Il est temps, maintenant, de changer de ton :

— Votre situation, à vous, grâce à un concours de circonstances, est privilégiée…

— Pourquoi ? demande Ruti.

— Parce que, je lui dis, vous êtes les seuls de l’équipe à pouvoir tirer vos pieds de la gadoue.

— Ça va, s’écrie Verdurier, avec ses salades, il va essayer de te doubler !

Je continue, sans me laisser démonter par cette interruption :

— Si vous me libérez et me laissez embarquer la petite, on vous ignorera, parole d’homme !

— Parole de flic, oui ! fait le grand sec.

— La ferme ! je gronde. Jusqu’ici on n’a rien de terrible à porter à votre compte. Je ferme les yeux sur la séance de tout à l’heure et on ne parlera même pas de la rue des Eaux dans les rapports…

— C’est votre semaine de bonté ? demande Verdurier.

Il se tourne vers Ruti et lui dit :

— Sans blague ! Tu ne vas pas prendre pour argent comptant ses belles paroles… T’en as déjà vu, toi, des flics qui laissent s’envoler des gars qui lui ont placé un œuf de Pâques pareil sur la tirelire ?

J’interviens :

— J’ai dit qu’on jouait cartes sur table. Les gars, je ne suis pas fiérot de la façon dont j’ai démoli votre copain bien que j’aie été en archi-état de légitime défense, c’est pas que je risque de me faire taper sur les doigts car, dans notre job, tous les coups sont bons, seulement ça ne ferait pas riche tout de même. Alors on s’ignore, si c’est d’accord…

— Tu marches, toi ? demande Ruti à Verdurier.

Ce dernier, chose curieuse, au fur et à mesure que je parlais et trouvais des choses de poids, récupérait. A ses yeux, je vois qu’il ne faut pas compter l’avoir au flan.

— Non, dit-il, c’est un beau parleur et c’est tout. Moi j’ai décidé de jouer la carte Angelino et je la jouerai jusqu’au bout…

Il sort.

— Où que tu vas ? implore Ruti.

— Essayer de joindre Angelino, il trouvera bien le moyen de tous nous sortir du pétrin, lui, t’en fais pas…

Ruti semble indécis.

— Allez, fais-je, trêve de balivernes, ôte-moi ces ficelles, j’en ai ma classe de jouer au saucisson.

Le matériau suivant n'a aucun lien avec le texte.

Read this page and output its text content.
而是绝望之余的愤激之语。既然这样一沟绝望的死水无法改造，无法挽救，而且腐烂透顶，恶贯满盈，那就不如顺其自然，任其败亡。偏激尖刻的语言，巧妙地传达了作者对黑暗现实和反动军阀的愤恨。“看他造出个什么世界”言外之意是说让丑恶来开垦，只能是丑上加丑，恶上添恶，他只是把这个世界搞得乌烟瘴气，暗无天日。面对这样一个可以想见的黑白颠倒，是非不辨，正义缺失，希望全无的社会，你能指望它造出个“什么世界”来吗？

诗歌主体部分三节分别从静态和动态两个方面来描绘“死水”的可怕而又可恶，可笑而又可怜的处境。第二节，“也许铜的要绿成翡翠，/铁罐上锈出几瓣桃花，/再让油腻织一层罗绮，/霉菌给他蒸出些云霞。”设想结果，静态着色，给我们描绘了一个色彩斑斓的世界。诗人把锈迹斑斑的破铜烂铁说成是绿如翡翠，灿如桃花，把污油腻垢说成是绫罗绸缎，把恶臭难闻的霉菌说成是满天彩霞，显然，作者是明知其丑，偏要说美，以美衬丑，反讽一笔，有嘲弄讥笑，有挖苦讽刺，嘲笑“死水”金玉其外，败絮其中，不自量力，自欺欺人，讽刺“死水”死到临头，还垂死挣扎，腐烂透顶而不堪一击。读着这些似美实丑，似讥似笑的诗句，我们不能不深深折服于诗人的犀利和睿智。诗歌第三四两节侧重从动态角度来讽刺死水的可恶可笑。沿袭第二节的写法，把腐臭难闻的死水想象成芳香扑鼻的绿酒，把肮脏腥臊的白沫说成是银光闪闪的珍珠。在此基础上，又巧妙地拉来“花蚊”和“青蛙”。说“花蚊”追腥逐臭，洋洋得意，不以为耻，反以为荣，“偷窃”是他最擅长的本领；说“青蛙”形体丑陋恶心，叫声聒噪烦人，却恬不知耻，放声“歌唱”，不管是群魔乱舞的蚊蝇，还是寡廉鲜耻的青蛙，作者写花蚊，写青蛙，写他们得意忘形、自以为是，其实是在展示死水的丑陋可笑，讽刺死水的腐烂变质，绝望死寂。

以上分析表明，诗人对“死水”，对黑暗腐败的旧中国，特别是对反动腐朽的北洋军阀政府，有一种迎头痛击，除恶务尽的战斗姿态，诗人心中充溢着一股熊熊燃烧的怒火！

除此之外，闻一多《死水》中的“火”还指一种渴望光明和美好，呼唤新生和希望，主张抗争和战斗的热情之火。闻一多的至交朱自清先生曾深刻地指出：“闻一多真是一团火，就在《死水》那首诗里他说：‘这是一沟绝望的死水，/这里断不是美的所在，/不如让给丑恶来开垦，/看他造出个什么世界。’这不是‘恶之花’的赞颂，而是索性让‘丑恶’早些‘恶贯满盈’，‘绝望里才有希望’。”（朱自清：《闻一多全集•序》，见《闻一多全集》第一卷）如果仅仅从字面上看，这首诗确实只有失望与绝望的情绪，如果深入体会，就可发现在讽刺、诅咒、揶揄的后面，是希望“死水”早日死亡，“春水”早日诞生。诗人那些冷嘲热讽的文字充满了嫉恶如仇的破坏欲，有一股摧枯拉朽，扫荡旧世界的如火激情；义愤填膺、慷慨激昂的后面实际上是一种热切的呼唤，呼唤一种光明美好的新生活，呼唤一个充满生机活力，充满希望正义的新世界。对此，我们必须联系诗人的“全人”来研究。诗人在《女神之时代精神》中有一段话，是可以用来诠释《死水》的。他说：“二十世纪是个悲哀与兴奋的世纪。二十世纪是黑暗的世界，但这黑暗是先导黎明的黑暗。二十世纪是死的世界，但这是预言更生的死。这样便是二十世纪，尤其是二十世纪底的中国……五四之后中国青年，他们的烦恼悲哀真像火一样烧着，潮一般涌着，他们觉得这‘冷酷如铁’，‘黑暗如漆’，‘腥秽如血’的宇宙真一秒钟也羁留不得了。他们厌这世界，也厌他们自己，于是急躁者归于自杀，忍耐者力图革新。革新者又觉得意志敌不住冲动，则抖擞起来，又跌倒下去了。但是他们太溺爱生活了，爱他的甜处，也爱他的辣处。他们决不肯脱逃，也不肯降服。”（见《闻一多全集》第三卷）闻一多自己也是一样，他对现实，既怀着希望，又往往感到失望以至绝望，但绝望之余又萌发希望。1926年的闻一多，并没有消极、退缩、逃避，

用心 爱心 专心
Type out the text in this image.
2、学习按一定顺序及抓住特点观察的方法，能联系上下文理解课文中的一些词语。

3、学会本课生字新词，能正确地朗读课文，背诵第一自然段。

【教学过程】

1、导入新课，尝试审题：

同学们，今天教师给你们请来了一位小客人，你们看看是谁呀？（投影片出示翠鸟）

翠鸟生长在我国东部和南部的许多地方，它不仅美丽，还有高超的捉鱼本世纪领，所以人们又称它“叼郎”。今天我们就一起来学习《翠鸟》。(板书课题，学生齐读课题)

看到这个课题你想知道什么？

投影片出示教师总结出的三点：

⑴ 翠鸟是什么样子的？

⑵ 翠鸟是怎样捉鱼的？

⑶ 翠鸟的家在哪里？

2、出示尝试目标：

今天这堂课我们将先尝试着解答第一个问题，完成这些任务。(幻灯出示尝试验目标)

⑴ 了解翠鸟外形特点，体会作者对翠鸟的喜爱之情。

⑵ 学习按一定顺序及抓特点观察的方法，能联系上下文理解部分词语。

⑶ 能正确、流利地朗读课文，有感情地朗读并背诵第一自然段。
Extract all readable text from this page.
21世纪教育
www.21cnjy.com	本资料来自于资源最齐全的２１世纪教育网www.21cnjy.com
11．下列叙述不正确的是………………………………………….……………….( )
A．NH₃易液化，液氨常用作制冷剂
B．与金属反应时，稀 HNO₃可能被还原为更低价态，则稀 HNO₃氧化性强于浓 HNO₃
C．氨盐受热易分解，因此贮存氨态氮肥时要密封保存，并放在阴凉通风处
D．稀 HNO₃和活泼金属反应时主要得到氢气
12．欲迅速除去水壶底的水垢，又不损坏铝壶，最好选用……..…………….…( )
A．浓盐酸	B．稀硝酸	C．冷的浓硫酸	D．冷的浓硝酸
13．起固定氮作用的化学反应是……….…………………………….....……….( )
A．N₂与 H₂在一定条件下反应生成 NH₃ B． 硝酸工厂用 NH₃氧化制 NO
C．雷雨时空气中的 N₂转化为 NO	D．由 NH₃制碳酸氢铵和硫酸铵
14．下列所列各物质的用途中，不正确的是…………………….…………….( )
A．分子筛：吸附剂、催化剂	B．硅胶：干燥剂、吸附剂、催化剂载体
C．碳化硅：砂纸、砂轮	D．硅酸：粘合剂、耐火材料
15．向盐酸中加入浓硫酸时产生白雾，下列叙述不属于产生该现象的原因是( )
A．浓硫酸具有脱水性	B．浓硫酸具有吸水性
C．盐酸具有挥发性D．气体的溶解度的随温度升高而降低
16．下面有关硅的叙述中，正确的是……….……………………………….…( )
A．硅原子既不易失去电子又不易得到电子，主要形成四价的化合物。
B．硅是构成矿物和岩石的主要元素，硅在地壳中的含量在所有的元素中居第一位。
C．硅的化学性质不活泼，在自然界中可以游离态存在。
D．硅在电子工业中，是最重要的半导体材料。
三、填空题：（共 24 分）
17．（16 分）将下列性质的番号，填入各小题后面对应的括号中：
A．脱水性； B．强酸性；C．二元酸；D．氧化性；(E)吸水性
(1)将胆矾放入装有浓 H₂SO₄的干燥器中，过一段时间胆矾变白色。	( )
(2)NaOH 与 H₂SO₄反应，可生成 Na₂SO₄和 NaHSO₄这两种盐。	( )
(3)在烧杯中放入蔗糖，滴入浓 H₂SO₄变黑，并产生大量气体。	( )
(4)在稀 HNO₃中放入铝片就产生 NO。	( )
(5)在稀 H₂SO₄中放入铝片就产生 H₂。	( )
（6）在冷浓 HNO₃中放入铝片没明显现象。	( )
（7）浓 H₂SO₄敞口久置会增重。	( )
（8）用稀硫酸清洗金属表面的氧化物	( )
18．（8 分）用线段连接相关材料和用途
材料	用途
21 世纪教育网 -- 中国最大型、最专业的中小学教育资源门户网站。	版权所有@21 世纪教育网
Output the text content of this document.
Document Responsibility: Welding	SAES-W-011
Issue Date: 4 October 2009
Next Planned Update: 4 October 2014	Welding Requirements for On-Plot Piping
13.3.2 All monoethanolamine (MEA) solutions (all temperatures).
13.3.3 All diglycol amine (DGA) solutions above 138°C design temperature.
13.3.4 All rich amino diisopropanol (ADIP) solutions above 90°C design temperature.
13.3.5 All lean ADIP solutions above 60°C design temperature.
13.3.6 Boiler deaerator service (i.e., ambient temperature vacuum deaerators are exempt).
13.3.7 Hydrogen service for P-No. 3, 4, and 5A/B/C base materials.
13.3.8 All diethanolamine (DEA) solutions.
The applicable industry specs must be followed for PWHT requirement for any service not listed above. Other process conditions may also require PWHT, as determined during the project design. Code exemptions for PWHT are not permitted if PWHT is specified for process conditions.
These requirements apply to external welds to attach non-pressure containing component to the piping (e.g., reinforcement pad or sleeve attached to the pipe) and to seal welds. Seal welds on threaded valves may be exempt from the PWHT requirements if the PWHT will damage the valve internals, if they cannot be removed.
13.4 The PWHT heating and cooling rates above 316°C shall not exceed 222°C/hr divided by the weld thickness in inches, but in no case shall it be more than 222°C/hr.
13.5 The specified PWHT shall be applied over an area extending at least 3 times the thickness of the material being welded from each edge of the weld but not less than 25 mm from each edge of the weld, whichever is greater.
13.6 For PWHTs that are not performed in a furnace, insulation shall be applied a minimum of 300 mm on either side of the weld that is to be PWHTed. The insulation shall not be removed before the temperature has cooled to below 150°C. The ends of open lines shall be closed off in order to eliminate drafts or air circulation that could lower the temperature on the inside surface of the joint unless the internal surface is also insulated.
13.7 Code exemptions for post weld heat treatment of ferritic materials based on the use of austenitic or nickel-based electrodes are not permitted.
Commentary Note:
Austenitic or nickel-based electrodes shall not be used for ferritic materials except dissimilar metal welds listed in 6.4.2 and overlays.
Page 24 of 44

— Non, fait-il, des clous, Verdu a raison, je peux pas me déboutonner au moment où ça se complique. Angelino est un fortiche, il a doublé plus de flics que tu n’as arrêté de gangsters.

Il réprime un léger frisson.

— Et, en tout cas, si je lui faisais de l’arnaque, je n’irais pas loin…

C’était bien mon avis aussi. Allons, mon espoir tourne court.

— Tu regretteras de n’avoir pas marché avec moi, Ruti…

— Possible, fait-il.

Il s’apprête à rejoindre Verdurier.

— Hé ! lui dis-je, un bon mouvement : passe-moi au moins une pipe…

C’est, pour lui, une façon comme une autre d’apaiser son inquiétude. Il m’allume une cigarette et me la glisse dans le bec.

Puis il sort en haussant les épaules.

Si la sèche qu’il vient de m’offrir n’était pas une Pall-Mall, mon petit truc ne réussirait pas. Seulement c’en est une, donc il s’agit d’une pipe mesurant un bon centimètre de plus qu’une cigarette ordinaire et c’est de ce centimètre-là que j’ai besoin.

En avançant les lèvres le plus possible et en me courbant aussi bas que mes liens me le permettent, j’arrive à poser l’extrémité incandescente de la cigarette sur un coin du cordon emprisonnant mes mains.

Ça commence à fumer. Une odeur de roussi se répand dans la salle de bains. Je jubile déjà lorsque, crac ! la cigarette me tombe du bec. Elle roule sur mes genoux puis glisse sur le carrelage.

C’est pas de pot ! Au moment où ça s’annonçait bien !

Je tire de toutes mes forces sur mes liens, et j’ai la joie de constater que le cordon s’effiloche à l’endroit de la brûlure. Je renouvelle mes efforts et le cordon cède. Je me masse les poignets. Ouf, ça va mieux…

Je délie les liens qui me maintiennent le buste au dossier. Par exemple, lorsque j’arrive aux pieds, je m’aperçois que je suis bourru, car la ligature est derrière la chaise et je n’ai pas de couteau pour trancher la corde. Je n’ai pas non plus d’allumettes.